Kopien aus Schulbüchern werden immer teurer. Wenn Lehrerinnen und Lehrer in der Schulklasse Arbeitsblätter verwenden, die sie aus Unterrichtsmaterialien kommerzieller Verlage herauskopiert haben, müssen sie dafür blechen. Während sie die Kopien selbst oft genug aus der eigenen Tasche zahlen, werden die Lizenzgebühren, die dafür fällig werden, von den Bundesländern pauschal bezahlt. Im Jahr 2007 fielen dafür Kosten von 4,5 Millionen Euro an. 2014 werden es bereits 9 Millionen sein.
Dafür gibt es einen einfachen Grund: Die Bundesregierung hat Anfang 2008 das Urheberrecht reformiert und dabei das Kopieren aus Schulbüchern verboten. Seitdem brauchen die Kultusminister, die ohnehin schon regelmäßig Kopierabgaben zahlen, eine Extra-Genehmigung der Verlage. Da man im Rahmen eines zeitgemäßen Unterrichts auf Kopien aus Unterrichtsmaterialien nicht verzichten kann, sind die Bundesländer erpressbar. Sie müssen zahlen, was immer die Verlage verlangen.
Kommt das Geld wenigstens bei den Urhebern an? Denn immerhin handelt es sich um eine Urheberrechtsvergütung, die eigentlich den Autorinnen und Autoren zusteht. Eine Antwort der Bundesregierung auf eine Kleine Anfrage der Linksfraktion zeigt nun, dass wohl auch dies nicht der Fall ist. Das Geld nimmt einen Umweg über Verwertungsgesellschaften und fließt von dort direkt in die Taschen der Verlage. Diese beteuern zwar, sie würden den Autoren einen Anteil weiterleiten. Dass sie das aber tatsächlich tun, glaubt die Bundesregierung offenbar selbst nicht, wie aus dem Schreiben hervorgeht: Die Verteilungspraxis soll jetzt von der Aufsichtsbehörde kontrolliert werden.
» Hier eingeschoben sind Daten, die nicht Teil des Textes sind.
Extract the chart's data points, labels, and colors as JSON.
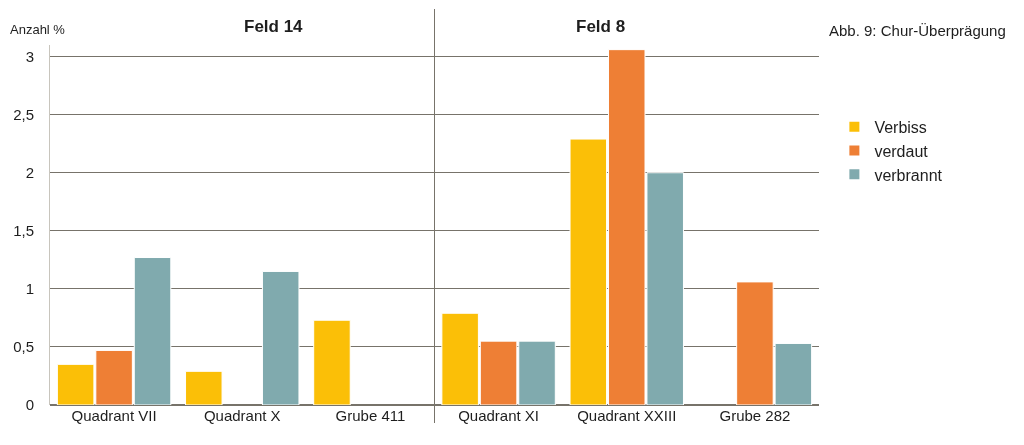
{
  "chart_data": {
    "type": "bar",
    "title": "Abb. 9: Chur-Überprägung",
    "ylabel": "Anzahl %",
    "categories": [
      "Quadrant VII",
      "Quadrant X",
      "Grube 411",
      "Quadrant XI",
      "Quadrant XXIII",
      "Grube 282"
    ],
    "series": [
      {
        "name": "Verbiss",
        "color": "#fbbf07",
        "values": [
          0.35,
          0.29,
          0.73,
          0.79,
          2.29,
          null
        ]
      },
      {
        "name": "verdaut",
        "color": "#ee7f35",
        "values": [
          0.47,
          null,
          null,
          0.55,
          3.06,
          1.06
        ]
      },
      {
        "name": "verbrannt",
        "color": "#80aaae",
        "values": [
          1.27,
          1.15,
          null,
          0.55,
          2.0,
          0.53
        ]
      }
    ],
    "ylim": [
      0,
      3.1
    ],
    "yticks": [
      0,
      {
        "value": 0.5,
        "label": "0,5"
      },
      1,
      {
        "value": 1.5,
        "label": "1,5"
      },
      2,
      {
        "value": 2.5,
        "label": "2,5"
      },
      3
    ],
    "grid": "y",
    "legend": "right",
    "annotations": [
      "Feld 14",
      "Feld 8"
    ]
  }
}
Rosi Hein, Petra Sitte und Halina Wawzyniak, die in der Fraktion für Bildung, Forschung und Netzpolitik zuständig sind, haben die in der Antwort der Bundesregierung enthaltenen Infos in einem Factsheet aufbereitet, das seit heute auch auf den Homepages der drei Abgeordneten heruntergeladen werden kann. Sie verknüpfen damit drei Kernforderungen:
– Im Rahmen der geplanten Urheberrechtsreform des Dritten Korbs muss das Verbot des Kopierens aus Schulbüchern aufgehoben werden. Kopien aus Unterrichtsmaterialien können in einem realistischen Umfang im Rahmen der üblichen, von den Bundesländern und privaten Anbietern ohnehin entrichteten Kopierabgabe (Betreiberabgabe) vergütet werden.
– Die Verteilungspläne der Verwertungsgesellschaften sind durch die Aufsicht des Deutschen Patent und Markenamts ausdrücklich einer Kontrolle der Erfüllung des Angemessenheitsgebots zu unterwerfen. Die derzeitige Überprüfung der Willkürfreiheit bei der Verteilung der Einnahmen reicht nicht aus, um eine unangemessene Benachteiligung der Urheber zugunsten der Verlage auszuschließen.
– Die Erstellung frei lizenzierter Unterrichtsmaterialien, deren Vervielfältigung zu Unterrichtszwecken vergütungsfrei möglich ist, sollte vom Bund finanziell und strukturell gefördert und unterstützt werden. Die Bundesländer sollten ermutigt werden, die Möglichkeit eines Einsatzes solcher Materialien im Schulunterricht bei der Gestaltung der Lehrpläne stärker zu berücksichtigen.